More recently in the case of Zimbabwe Banking Corporation v Mbalala SC 55-15 this is stated as follows:

“This does put to rest the argument about perceived selective punishment and victimisation. The respondent should face the consequences of his actions and cannot be allowed to hedge behind others.”

There is therefore no merit in ground 3 of appeal.

Ground 4 : Whether the appellant was responsible for the safe keeping or protection of the fuel and fuel savers

The appellant argues that he never had the fuel and fuel savers handed over to him so he had no obligation to protect them from theft and vandalism.

It is stated that the manager Madzivire never handed over the buses’ keys to the appellant but she placed them in the control room where everyone had access.

The respondent’s Ms Mapanzure relies on the duties of a risk control assistant as spelt out in a job description which the appellant accepts. One of the duties is that the risk control officer shall protect, safeguard the company’s property, buses in the bonded warehouse and assets. The other duty is to safely keep keys to the bonded warehouse under lock and key in the control room as well as supervise the movement of such keys from the control room. A third duty is to mann and physically inspect the company’s property and buses at the company’s premises and report all damages, occurrences or events posing a risk to security.

The Risk Control Department Standing Instructions Manual sets out that on assumption of guard duty, proper handover/takeover shall be done and shall include a physical check of premises/property ad that all outstanding reports shall be handed over in writing. It further states that an entry of the handover/takeover shall be made by both details in the occurrence book.

Through this ground of appeal and the revelation that the appellant did not make a formal report of certain incidents he encountered, the appellant is in fact admitting to having been grossly negligent by not carrying out the duties spelt out above.
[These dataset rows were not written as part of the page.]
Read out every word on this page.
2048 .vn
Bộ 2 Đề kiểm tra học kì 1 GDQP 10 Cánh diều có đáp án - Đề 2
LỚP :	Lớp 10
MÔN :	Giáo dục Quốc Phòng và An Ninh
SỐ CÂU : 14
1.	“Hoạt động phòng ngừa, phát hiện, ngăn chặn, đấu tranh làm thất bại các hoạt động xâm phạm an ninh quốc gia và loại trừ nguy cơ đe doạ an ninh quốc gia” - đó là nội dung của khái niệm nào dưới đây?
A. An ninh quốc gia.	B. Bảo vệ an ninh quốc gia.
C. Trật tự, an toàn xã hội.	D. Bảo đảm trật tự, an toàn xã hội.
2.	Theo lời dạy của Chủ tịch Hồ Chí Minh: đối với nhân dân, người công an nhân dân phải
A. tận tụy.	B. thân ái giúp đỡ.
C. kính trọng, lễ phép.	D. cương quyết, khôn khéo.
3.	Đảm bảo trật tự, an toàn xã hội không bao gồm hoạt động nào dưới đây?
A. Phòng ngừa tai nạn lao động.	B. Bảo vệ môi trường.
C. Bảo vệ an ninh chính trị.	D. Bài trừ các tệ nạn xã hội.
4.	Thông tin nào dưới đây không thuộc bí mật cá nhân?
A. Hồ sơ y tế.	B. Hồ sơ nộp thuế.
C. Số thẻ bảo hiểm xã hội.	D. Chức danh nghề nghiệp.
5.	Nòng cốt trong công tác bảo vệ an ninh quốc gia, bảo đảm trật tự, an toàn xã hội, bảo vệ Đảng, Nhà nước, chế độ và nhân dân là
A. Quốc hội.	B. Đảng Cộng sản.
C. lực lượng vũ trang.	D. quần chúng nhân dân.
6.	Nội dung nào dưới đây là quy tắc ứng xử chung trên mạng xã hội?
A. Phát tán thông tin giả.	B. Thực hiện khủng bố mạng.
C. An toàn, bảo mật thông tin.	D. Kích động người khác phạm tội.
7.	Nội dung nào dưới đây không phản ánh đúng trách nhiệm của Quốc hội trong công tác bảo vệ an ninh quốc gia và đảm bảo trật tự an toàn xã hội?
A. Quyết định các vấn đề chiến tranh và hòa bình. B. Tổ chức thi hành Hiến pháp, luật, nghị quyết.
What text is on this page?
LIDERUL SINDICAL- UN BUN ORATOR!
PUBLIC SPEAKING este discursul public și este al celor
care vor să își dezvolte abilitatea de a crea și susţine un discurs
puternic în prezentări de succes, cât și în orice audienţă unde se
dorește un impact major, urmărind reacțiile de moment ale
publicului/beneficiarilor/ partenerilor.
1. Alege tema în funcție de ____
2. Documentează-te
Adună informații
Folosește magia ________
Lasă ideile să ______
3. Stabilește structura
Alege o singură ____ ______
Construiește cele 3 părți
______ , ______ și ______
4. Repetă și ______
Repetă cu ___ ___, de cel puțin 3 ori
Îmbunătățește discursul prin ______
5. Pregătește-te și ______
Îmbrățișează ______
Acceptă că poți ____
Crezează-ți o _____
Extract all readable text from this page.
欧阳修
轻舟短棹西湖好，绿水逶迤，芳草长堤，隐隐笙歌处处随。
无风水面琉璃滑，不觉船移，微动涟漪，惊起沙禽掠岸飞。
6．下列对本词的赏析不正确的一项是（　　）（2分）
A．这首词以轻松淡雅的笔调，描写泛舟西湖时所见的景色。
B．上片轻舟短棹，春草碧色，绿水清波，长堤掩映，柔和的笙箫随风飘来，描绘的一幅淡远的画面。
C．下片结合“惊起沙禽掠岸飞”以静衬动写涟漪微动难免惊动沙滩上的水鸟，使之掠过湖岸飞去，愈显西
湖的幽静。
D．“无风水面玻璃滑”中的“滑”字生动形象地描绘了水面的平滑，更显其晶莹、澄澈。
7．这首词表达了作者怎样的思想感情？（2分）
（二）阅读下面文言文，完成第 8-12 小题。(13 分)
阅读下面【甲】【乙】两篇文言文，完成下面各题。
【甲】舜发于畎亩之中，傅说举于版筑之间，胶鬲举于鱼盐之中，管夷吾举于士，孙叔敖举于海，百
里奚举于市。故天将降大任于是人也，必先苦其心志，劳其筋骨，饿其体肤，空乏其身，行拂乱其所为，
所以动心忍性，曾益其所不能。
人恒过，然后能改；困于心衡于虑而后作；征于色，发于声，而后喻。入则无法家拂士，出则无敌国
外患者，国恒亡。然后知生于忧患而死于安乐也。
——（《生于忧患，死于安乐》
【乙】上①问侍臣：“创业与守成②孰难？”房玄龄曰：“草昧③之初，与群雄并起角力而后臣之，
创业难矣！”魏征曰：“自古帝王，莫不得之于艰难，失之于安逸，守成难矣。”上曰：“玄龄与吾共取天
In the light of the definition of gross negligence in the case of Standard Chartered Bank of Zimbabwe v Chipiningu SC 104-2002 that it connotes recklessness, an entire failure to give consideration of his actions, a total disregard of duty, the appellant cannot escape the conclusion that he was grossly negligent in the circumstances. His actions seem to me to be an extreme departure from the ordinary standard of care set out for a risk control assistant.

I therefore find no merit in ground of appeal 4.

Accordingly the appeal being without merit, be and is hereby dismissed with costs.